Wednesday, October 13, 2021

Give of Yourself

Another lingering reflection, from a recent Randoms...:

When you give of yourself, it tends to cost you something.  


I'm guessing most people are either consciously or sub-consciously aware of this, which often fosters an impulse to a question like — do I want, then, to give of myself?

Perhaps this tendency accumulates over time (prior experience influencing the present one).

Cost, though (depending on the severity of the situation), becomes a way to truncate something that (not only isn't necessary) limits the dynamics involved in giving.  Because giving is a reality that plays not as much in loss as it does in expansion.

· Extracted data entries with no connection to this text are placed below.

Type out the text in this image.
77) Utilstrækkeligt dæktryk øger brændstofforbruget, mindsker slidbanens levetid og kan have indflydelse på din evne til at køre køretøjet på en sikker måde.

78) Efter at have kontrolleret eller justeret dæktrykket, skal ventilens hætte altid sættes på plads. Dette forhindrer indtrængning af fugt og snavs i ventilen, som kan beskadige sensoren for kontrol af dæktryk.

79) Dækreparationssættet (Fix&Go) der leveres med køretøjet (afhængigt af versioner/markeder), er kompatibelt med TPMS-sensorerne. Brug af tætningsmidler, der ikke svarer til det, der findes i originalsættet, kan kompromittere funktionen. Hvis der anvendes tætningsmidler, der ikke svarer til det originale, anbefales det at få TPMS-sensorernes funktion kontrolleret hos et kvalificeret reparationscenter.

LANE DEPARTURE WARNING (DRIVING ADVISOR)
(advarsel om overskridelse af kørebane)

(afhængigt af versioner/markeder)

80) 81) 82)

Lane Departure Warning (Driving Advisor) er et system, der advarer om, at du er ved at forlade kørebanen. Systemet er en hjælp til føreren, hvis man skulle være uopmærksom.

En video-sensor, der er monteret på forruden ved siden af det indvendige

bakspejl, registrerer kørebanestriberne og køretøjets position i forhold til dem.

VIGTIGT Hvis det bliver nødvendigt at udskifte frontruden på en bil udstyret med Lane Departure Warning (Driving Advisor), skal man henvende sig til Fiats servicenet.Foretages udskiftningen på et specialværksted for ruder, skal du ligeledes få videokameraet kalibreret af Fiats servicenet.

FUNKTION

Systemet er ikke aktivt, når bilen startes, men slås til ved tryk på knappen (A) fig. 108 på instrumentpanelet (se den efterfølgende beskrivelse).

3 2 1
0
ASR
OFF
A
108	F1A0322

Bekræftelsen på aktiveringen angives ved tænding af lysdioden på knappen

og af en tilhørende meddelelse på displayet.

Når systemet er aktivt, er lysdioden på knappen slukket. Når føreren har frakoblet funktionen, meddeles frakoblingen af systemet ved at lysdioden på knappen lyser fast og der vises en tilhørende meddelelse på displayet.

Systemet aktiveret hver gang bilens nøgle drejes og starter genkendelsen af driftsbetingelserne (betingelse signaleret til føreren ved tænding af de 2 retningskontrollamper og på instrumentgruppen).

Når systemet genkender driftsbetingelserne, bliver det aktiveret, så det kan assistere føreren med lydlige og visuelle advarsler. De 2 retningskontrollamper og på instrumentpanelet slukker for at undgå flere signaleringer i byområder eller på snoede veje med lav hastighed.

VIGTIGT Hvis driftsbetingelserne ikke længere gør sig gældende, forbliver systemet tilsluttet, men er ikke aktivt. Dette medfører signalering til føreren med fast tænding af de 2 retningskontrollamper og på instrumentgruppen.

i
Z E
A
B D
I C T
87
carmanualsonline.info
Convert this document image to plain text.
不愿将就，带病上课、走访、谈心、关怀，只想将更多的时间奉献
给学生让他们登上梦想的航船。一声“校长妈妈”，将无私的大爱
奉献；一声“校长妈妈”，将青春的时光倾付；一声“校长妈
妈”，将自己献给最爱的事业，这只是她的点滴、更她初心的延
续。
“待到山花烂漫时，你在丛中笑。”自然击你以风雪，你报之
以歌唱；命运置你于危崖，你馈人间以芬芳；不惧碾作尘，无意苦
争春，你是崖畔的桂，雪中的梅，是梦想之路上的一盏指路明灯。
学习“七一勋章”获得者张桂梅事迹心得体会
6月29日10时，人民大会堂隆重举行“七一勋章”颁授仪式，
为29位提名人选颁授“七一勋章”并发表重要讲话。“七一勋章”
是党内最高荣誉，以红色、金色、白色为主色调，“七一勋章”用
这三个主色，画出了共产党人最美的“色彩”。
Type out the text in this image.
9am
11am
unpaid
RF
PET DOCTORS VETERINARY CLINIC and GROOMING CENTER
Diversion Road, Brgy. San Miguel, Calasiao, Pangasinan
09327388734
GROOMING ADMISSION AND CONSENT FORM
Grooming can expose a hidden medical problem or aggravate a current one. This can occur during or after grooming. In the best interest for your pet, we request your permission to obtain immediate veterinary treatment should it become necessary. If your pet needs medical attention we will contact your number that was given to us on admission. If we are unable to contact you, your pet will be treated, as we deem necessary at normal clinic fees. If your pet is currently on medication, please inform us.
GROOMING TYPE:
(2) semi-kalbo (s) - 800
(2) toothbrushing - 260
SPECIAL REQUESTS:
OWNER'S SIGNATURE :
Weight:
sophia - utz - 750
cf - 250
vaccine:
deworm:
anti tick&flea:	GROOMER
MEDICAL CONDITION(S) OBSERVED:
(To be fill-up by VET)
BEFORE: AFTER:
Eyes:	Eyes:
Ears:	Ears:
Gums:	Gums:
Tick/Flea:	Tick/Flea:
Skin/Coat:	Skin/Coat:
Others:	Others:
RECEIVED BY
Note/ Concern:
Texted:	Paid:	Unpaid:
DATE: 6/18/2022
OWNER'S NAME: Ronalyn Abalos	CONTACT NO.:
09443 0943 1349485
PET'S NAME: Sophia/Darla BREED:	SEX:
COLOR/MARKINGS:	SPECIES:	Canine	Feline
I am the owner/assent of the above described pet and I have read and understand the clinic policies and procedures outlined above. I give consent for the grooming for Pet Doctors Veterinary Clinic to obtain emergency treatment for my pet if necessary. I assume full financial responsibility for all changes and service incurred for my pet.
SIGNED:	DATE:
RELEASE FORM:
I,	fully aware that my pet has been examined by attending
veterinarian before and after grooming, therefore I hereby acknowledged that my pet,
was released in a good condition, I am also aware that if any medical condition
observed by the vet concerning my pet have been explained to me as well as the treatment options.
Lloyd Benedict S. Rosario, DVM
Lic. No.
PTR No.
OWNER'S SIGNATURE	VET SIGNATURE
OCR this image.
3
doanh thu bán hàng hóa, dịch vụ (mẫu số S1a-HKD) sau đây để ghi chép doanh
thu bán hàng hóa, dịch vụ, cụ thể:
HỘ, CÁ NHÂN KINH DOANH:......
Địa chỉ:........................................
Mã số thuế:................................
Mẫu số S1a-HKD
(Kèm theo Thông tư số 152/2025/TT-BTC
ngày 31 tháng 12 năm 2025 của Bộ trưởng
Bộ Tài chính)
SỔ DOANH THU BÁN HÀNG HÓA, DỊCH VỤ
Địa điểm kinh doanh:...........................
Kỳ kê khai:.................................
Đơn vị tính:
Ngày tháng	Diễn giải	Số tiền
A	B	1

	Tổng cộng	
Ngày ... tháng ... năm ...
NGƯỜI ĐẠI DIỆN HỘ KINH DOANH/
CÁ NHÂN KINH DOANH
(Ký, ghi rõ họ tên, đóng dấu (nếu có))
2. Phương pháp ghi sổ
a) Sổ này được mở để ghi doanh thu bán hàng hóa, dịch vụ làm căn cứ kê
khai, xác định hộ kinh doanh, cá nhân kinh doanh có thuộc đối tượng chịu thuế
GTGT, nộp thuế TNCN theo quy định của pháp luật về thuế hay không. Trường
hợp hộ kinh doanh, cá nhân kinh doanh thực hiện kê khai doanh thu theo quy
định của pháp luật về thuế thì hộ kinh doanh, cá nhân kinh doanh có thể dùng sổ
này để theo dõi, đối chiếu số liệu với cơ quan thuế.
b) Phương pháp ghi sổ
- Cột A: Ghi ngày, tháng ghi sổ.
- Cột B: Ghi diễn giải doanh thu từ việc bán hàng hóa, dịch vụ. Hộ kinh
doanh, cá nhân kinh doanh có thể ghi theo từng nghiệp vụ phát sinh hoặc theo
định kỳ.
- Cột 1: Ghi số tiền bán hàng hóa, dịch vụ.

You have probably heard people say, when you give, you also receive.

And what is received is often in a different dimension (than what is given), which makes the equation-format for evaluating giving-at-a-cost pretty arbitrary.

In the end, we don't sustain a spirit of giving by maintaining cost-benefit analysis.  That is not why we give.  More often we give because of need — it is for the good of someone else.  And, when need isn't a primary driver, we find ourselves giving because of the good that doing so enhances.

Giving of ourselves extends something we have for the good of something or someone else.

We don't, in the end, give because of what we receive.  We give of ourselves...because whatever the cost may be, it is good for us (both givers and receivers) to do so...and that kind of giving both extends and expands the goodness of it.